En outre, la désinformation peut affaiblir la confiance du public dans les médias et les institutions à long terme, en favorisant une population qui peut être moins disposée à tenir compte des messages critiques de conformité dans les situations d’urgence pour les soins ou la protection. Au Ghana et dans d’autres contextes, il a été démontré que la désinformation est associée à une sous-déclaration des cas et des décès, à un faible respect des consignes de santé publique, voire à des suicides ou à des actes de violence dus à la panique générale ou à la désignation d’un bouc émissaire.
Atténuer la montée de l’épidémie de désinformation
- Une communication de crise factuelle et transparente
Les autorités et les médias doivent donner la priorité à des mises à jour rapides, accessibles et transparentes, et chercher activement à combler leur déficit d’information afin de contrecarrer les rumeurs.
- Développer l’éducation aux médias et l’éducation numérique
Des initiatives ciblées visant à développer l’esprit critique et les compétences en matière de vérification, ainsi qu’une prise de conscience de la manière dont la désinformation se propage, permettront aux citoyens d’accéder à des informations critiques et de reconsidérer ce qu’ils lisent et ce qu’ils partagent.

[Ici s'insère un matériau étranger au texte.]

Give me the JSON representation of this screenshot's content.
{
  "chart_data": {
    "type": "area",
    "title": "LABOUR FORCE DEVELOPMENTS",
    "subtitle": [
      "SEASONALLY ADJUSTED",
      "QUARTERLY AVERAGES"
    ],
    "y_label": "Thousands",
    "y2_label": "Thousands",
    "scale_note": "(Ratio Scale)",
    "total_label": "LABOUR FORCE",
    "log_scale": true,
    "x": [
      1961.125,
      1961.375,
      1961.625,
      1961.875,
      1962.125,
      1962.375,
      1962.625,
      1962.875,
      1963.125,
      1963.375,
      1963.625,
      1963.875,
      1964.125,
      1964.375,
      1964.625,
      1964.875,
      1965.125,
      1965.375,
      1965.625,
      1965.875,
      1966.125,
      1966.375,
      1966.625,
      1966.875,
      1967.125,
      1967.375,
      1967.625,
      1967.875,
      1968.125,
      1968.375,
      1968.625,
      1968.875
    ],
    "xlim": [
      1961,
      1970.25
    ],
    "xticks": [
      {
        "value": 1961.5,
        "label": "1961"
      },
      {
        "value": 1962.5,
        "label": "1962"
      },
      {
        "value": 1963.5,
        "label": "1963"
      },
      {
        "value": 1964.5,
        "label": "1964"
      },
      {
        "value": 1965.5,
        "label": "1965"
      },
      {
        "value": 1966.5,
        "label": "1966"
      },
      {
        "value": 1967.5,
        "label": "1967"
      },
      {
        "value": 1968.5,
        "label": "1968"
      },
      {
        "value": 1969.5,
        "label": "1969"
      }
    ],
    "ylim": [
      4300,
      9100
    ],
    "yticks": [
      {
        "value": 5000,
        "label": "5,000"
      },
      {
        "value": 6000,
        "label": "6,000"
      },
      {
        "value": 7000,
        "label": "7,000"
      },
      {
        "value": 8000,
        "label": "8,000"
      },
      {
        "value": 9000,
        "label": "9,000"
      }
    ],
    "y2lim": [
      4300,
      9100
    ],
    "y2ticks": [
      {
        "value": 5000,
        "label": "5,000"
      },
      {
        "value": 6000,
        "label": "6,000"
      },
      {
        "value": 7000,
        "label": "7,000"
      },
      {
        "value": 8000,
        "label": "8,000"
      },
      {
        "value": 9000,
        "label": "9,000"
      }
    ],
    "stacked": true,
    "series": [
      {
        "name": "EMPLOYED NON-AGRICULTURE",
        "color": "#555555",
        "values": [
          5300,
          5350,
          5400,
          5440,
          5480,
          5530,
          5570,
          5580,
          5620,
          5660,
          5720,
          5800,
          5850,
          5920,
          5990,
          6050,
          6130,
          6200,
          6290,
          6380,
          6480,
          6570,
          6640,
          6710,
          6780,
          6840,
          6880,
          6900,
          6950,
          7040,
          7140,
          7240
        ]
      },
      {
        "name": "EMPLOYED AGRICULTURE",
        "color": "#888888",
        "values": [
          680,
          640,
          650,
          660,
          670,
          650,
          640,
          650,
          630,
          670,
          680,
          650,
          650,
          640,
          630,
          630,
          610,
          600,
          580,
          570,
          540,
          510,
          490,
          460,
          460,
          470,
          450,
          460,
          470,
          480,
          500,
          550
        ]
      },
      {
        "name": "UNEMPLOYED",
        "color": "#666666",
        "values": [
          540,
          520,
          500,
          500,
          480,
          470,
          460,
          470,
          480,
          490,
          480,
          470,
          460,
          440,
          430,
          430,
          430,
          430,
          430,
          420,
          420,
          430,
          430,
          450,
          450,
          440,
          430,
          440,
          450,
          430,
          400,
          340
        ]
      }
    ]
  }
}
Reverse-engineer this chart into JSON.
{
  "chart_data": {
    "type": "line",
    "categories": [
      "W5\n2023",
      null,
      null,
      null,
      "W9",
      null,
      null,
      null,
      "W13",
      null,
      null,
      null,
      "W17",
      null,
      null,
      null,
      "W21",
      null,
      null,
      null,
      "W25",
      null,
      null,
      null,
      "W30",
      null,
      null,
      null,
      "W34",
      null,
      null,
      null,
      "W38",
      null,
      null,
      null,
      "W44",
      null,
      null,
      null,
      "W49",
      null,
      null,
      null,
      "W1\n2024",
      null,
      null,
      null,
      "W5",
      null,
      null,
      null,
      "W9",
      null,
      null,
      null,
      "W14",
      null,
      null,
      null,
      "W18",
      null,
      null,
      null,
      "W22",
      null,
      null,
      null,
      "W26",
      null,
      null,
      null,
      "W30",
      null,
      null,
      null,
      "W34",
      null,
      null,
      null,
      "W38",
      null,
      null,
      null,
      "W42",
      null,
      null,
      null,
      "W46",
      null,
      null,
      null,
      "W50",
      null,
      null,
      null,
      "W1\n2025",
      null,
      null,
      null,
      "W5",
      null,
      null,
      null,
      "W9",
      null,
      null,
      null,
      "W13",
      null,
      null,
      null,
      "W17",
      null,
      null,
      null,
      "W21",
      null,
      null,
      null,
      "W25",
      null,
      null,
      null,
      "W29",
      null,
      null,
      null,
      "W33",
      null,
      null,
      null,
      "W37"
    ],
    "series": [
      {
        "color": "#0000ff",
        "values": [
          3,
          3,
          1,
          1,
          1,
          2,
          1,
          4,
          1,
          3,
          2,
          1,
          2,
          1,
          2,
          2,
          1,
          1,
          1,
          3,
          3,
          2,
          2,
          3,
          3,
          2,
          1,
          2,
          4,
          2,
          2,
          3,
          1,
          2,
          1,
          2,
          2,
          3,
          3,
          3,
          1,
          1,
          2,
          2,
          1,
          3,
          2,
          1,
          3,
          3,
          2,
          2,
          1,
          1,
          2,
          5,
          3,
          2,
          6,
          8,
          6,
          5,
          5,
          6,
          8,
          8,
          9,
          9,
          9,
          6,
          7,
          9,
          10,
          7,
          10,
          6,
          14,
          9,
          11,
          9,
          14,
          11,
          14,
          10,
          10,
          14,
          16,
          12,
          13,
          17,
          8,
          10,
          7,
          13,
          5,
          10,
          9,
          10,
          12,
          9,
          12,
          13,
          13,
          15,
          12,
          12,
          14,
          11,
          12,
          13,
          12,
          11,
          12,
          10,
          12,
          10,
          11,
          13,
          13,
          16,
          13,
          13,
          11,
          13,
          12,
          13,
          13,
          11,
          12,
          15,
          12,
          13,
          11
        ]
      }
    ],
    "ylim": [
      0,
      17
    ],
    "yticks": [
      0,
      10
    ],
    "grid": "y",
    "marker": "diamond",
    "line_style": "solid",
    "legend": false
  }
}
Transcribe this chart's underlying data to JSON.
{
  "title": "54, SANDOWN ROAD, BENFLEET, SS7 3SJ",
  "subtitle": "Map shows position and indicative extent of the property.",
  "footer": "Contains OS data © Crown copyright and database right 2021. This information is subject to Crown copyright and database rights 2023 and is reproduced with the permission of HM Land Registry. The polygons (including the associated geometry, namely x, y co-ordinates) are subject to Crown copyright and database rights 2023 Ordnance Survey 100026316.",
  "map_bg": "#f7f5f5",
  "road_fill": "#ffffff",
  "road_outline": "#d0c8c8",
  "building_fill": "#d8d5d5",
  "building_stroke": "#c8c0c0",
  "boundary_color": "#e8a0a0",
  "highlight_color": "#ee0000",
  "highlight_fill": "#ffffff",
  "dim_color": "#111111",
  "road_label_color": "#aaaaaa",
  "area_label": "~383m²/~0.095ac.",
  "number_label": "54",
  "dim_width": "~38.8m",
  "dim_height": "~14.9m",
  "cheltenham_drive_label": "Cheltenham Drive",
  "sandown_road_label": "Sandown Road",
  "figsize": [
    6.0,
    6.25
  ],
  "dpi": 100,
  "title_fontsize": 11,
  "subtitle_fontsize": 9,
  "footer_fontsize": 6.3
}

- Engagement communautaire
La participation des chefs traditionnels, des chefs religieux et des personnes influentes au sein de la communauté à la diffusion de l’information a la capacité d’atteindre et de toucher les audiences locales plus facilement que la diffusion seule.
- Outils et partenariats
Investir dans la surveillance des rumeurs, les plateformes de démystification et les partenariats entre les gouvernements, les entreprises technologiques et la société civile pour repérer les faussetés susceptibles d’avoir une plus grande portée virale.
Conclusion
En période de tragédie nationale, le Ghana n’est pas confronté à une seule crise, mais à deux : l’événement lui-même et l’épidémie de désinformation. Comme l’a montré l’expérience du Ghana lors de la récente crise sanitaire, les catastrophes, les incidents de sécurité, les nouvelles et les fausses informations se propagent plus vite et plus loin que les faits et, en temps réel, peuvent rationaliser les croyances, les comportements et même la prise de décision en matière de sécurité publique. Pour y remédier, il faudra investir dans la technologie, l’éducation, l’engagement communautaire et la réforme. Toutefois, un changement et une réforme durables nécessiteront un engagement permanent en faveur de la transparence, de la responsabilité, de la vérité, de la cohésion sociale et de la solidarité. En fin de compte, la sécurité d’une nation dépend des informations auxquelles les citoyens font confiance, ainsi que des faits eux-mêmes.